What was lacking was a simple or even complicated solution of transitioning at 45 plus years of age from a very high-paying, prestigious career to something else.
Ageism, sexism, racism probably play a minor role in the transition difficulties, but it's more than that.
The world has changed. Jobs are gone. Skill sets are different. Technology has replaced labor.
Yet, we still have to eat. So I have set off on a quest to answer some of the transition questions.
In future writings and podcasts, I will interview a labor economist, an organizational psychologist, numerous friends, and former colleagues, all with the idea of finding common ground to make it easier for the next person.
The 2020s and Real Estate Compensation
I have reinvented myself, and a portion of my income is now derived from real estate brokerage and consulting services. Therefore, not only do I stand to suffer from the coming reduction in income, but I also will garner the wrath of other real estate professionals for highlighting the inevitable.

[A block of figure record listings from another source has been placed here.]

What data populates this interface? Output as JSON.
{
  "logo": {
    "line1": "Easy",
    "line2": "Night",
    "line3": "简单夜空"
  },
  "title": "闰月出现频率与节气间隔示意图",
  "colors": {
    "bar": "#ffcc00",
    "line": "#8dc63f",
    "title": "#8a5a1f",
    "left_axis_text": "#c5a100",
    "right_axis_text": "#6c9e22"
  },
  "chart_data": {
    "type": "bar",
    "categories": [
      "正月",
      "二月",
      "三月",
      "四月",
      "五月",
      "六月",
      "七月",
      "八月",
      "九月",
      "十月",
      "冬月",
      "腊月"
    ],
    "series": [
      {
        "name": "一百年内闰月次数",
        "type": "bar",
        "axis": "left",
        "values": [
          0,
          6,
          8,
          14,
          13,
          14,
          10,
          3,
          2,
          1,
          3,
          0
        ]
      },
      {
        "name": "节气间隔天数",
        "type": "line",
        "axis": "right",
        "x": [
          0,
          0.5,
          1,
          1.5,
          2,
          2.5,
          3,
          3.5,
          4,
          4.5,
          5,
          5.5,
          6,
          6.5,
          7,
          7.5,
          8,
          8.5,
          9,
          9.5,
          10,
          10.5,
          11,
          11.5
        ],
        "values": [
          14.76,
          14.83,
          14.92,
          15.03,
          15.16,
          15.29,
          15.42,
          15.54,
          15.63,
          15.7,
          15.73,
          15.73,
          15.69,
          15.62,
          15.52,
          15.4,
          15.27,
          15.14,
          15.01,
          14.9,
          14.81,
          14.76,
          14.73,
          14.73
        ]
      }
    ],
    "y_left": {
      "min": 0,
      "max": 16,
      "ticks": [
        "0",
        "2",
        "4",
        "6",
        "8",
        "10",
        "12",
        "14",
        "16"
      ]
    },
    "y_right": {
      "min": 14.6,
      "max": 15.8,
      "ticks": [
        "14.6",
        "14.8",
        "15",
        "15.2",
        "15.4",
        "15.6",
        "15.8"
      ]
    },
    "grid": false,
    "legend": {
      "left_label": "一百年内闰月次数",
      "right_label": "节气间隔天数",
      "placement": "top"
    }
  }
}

With the full chest of integrity, crime fighters Eliot Spitzer (NY Attorney General and lover of socks) and Rudy Guiliani, we in the securities industry faced the dual firehoses of increased government scrutiny and regulation in the late 1990s - early 2000s.
Twenty years later, the real estate industry is facing the same dual attacks - government scrutiny and regulation, as well as technological advances forcing change.
The lobbying power of the National Association of Realtors (NAR) can only be weakened by the existing (and future) lawsuits attacking anti-competitive practices.
What naturally follows is job insecurity and income reduction. All that is left is for the reality to sink in and real estate professionals to adjust.
There is no way around it. The industry will lose jobs, and most who remain will make less income.